И от Цезаря далеко и от вьюги - страница 17
Наташа, немного отстранясь, смотрела на Ивана, имитируя восхищение.
– Тебе надо писать стихи, никогда не пробовал?
– Пробовал. И даже пишу. Но это не мое дело.
– Почему. Ты думаешь, они плохие?
– Об этом не мне судить. Допускаю, что в них что-то есть. Но они не то, что я хотел бы. Мне не нравится то, что выходит из меня.
В глазах Наташи вспыхнул огонек. Она была любопытна.
– Дай почитать.
– Это исключено.
– Зачем же ты их писал?
– Было повеление свыше. Я не знаю для чего или для кого. Может быть ни для кого.
– Но это же скучно!
– Могу попробовать сочинить для тебя.
– Это тоже повеление свыше?
– Это должно быть твое повеление.
– Тогда сочиняй!
Он подошел к скамейке возле чьего-то дома. Достав из портфеля ручку и чистый лист несколько минут сидел задумавшись. Рядом ерзала Наташа. Вот кому нужны все тридцать три удовольствия. И она их получит. Не со мной, так с другим. А что останется мне? Уловив идею, он быстро записал.
Я не могу мечтать о том,
Что буду жить с тобой вдвоем.
Я не могу поверить чуду,
Что я с тобою счастлив буду.
То и другое не дано.
Я это помню. Помню, но
Я просто верю в то, что лето
Нам принесет немного света,
И что отзывчивые грозы
Дождем омоют наши слезы.
– Да, ты настоящий поэт!
– Может быть. Прекращай издеваться.
– Я и не думала, – сказала Наташа, хотя на самом деле она всегда реагировала насмешкой на все, что выходило из-под ее контроля.
– А у тебя много стихов?
– Есть еще, но тебе они вряд ли понравятся. То, что я сочинил сейчас, самое доброе и жизнерадостное из них.
– Обязательно хочу почитать? Почему ты не издашь книгу своих стихов?
Иван улыбнулся. Фраза Наташи напомнила ему о московских дачниках, которые помешаны на «своих» огурцах и «своих» помидорах.

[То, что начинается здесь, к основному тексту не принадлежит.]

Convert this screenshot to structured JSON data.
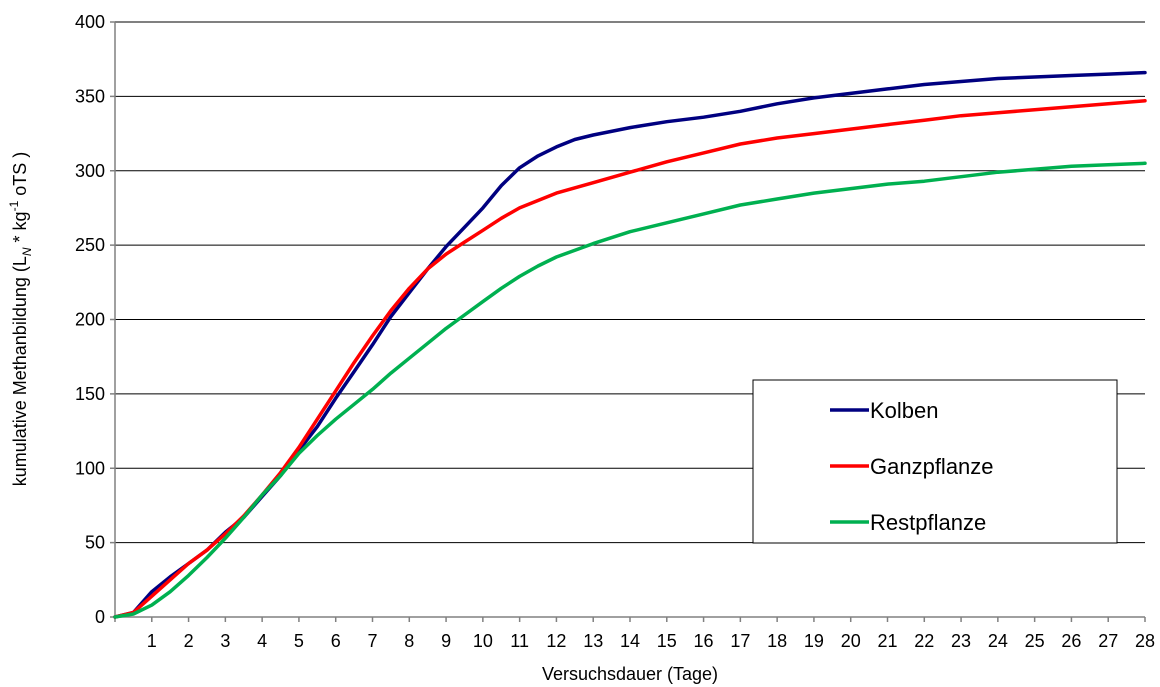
{
  "chart_data": {
    "type": "line",
    "title": "",
    "xlabel": "Versuchsdauer (Tage)",
    "ylabel": {
      "main": "kumulative Methanbildung (L",
      "sub": "N",
      "mid": " * kg",
      "sup": "-1",
      "end": " oTS )"
    },
    "xlim": [
      0,
      28
    ],
    "ylim": [
      0,
      400
    ],
    "x_ticks": [
      1,
      2,
      3,
      4,
      5,
      6,
      7,
      8,
      9,
      10,
      11,
      12,
      13,
      14,
      15,
      16,
      17,
      18,
      19,
      20,
      21,
      22,
      23,
      24,
      25,
      26,
      27,
      28
    ],
    "y_ticks": [
      0,
      50,
      100,
      150,
      200,
      250,
      300,
      350,
      400
    ],
    "grid": "horizontal",
    "legend_position": "lower-right",
    "series": [
      {
        "name": "Kolben",
        "color": "#000080",
        "points": [
          [
            0,
            0
          ],
          [
            0.5,
            3
          ],
          [
            1,
            17
          ],
          [
            1.5,
            27
          ],
          [
            2,
            36
          ],
          [
            2.5,
            45
          ],
          [
            3,
            57
          ],
          [
            3.5,
            67
          ],
          [
            4,
            81
          ],
          [
            4.5,
            95
          ],
          [
            5,
            112
          ],
          [
            5.5,
            128
          ],
          [
            6,
            147
          ],
          [
            6.5,
            165
          ],
          [
            7,
            183
          ],
          [
            7.5,
            202
          ],
          [
            8,
            218
          ],
          [
            8.5,
            234
          ],
          [
            9,
            249
          ],
          [
            9.5,
            262
          ],
          [
            10,
            275
          ],
          [
            10.5,
            290
          ],
          [
            11,
            302
          ],
          [
            11.5,
            310
          ],
          [
            12,
            316
          ],
          [
            12.5,
            321
          ],
          [
            13,
            324
          ],
          [
            14,
            329
          ],
          [
            15,
            333
          ],
          [
            16,
            336
          ],
          [
            17,
            340
          ],
          [
            18,
            345
          ],
          [
            19,
            349
          ],
          [
            20,
            352
          ],
          [
            21,
            355
          ],
          [
            22,
            358
          ],
          [
            23,
            360
          ],
          [
            24,
            362
          ],
          [
            25,
            363
          ],
          [
            26,
            364
          ],
          [
            27,
            365
          ],
          [
            28,
            366
          ]
        ]
      },
      {
        "name": "Ganzpflanze",
        "color": "#ff0000",
        "points": [
          [
            0,
            0
          ],
          [
            0.5,
            3
          ],
          [
            1,
            14
          ],
          [
            1.5,
            25
          ],
          [
            2,
            36
          ],
          [
            2.5,
            45
          ],
          [
            3,
            56
          ],
          [
            3.5,
            68
          ],
          [
            4,
            82
          ],
          [
            4.5,
            97
          ],
          [
            5,
            114
          ],
          [
            5.5,
            133
          ],
          [
            6,
            152
          ],
          [
            6.5,
            171
          ],
          [
            7,
            189
          ],
          [
            7.5,
            206
          ],
          [
            8,
            221
          ],
          [
            8.5,
            234
          ],
          [
            9,
            244
          ],
          [
            9.5,
            252
          ],
          [
            10,
            260
          ],
          [
            10.5,
            268
          ],
          [
            11,
            275
          ],
          [
            11.5,
            280
          ],
          [
            12,
            285
          ],
          [
            13,
            292
          ],
          [
            14,
            299
          ],
          [
            15,
            306
          ],
          [
            16,
            312
          ],
          [
            17,
            318
          ],
          [
            18,
            322
          ],
          [
            19,
            325
          ],
          [
            20,
            328
          ],
          [
            21,
            331
          ],
          [
            22,
            334
          ],
          [
            23,
            337
          ],
          [
            24,
            339
          ],
          [
            25,
            341
          ],
          [
            26,
            343
          ],
          [
            27,
            345
          ],
          [
            28,
            347
          ]
        ]
      },
      {
        "name": "Restpflanze",
        "color": "#00b050",
        "points": [
          [
            0,
            0
          ],
          [
            0.5,
            2
          ],
          [
            1,
            8
          ],
          [
            1.5,
            17
          ],
          [
            2,
            28
          ],
          [
            2.5,
            40
          ],
          [
            3,
            53
          ],
          [
            3.5,
            67
          ],
          [
            4,
            82
          ],
          [
            4.5,
            95
          ],
          [
            5,
            110
          ],
          [
            5.5,
            122
          ],
          [
            6,
            133
          ],
          [
            6.5,
            143
          ],
          [
            7,
            153
          ],
          [
            7.5,
            164
          ],
          [
            8,
            174
          ],
          [
            8.5,
            184
          ],
          [
            9,
            194
          ],
          [
            9.5,
            203
          ],
          [
            10,
            212
          ],
          [
            10.5,
            221
          ],
          [
            11,
            229
          ],
          [
            11.5,
            236
          ],
          [
            12,
            242
          ],
          [
            13,
            251
          ],
          [
            14,
            259
          ],
          [
            15,
            265
          ],
          [
            16,
            271
          ],
          [
            17,
            277
          ],
          [
            18,
            281
          ],
          [
            19,
            285
          ],
          [
            20,
            288
          ],
          [
            21,
            291
          ],
          [
            22,
            293
          ],
          [
            23,
            296
          ],
          [
            24,
            299
          ],
          [
            25,
            301
          ],
          [
            26,
            303
          ],
          [
            27,
            304
          ],
          [
            28,
            305
          ]
        ]
      }
    ]
  }
}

– Мне не нравятся свои стихи. Наверное, не будет неправдой сказать, что я их немного стыжусь… Я хотел бы писать по-другому, и о другом.
– О чем? О любви?
– Мои стихи именно о любви, и именно это меня смущает. Я хотел бы писать о мире, быть более… объективным.
– Ты пишешь о любви. Как странно? У тебя было много любви?
– Я сейчас ничего не пишу, я писал раньше. Я любил кое-кого. Но давай, больше не будем об этом. Сейчас я люблю тебя…
– Давай об этом тоже не будем.
Иван не понимал, что Наташа, как многие эгоистичные натуры, не знала, что такое любовь к другому человеку. Она могла имитировать любовь, и со временем стала думать, что и другие заняты тем же самым. Ей нравилось заставать восхищение в глазах мужчин, и зависть в глазах женщин. Потому что кое-кого она все же любила. Этот кое-кто была она сама. И еще она любила секс. Она не понимала медлительности Ивана.
Ивану, наоборот, казалось, что все развивается слишком быстро. Он чувствовал, как события неумолимо влекут его к какой-то последней черте, на которой ему придется принять решение. Он надеялся, что примет именно то решение, которое должен будет принять, но хотел оттянуть этот момент, ибо знал, что после этого вся его жизнь изменится. Весь мир изменится.
– Убей Константина и женись на ней! Удочери ее ребенка! Ты ведь любишь ее! Я вижу, любишь! – орал на него Виктор, когда они в очередной раз вместе пили. Иван, хотел ему ответить, но по его лицу текли слезы, и горло сжималось, не выпуская никаких слов. Это говорит мне человек, семью которого разрушил чужак. Пришел, взял то, что ему понравилось, и оставил сломанный стебель. Виктор – сломанный стебель. То, что остается, когда срывают цветок. Цветок ставят в вазу, или в нагрудный карман. Когда он вянет, его выбрасывают, а стебель остается, он никому не интересен.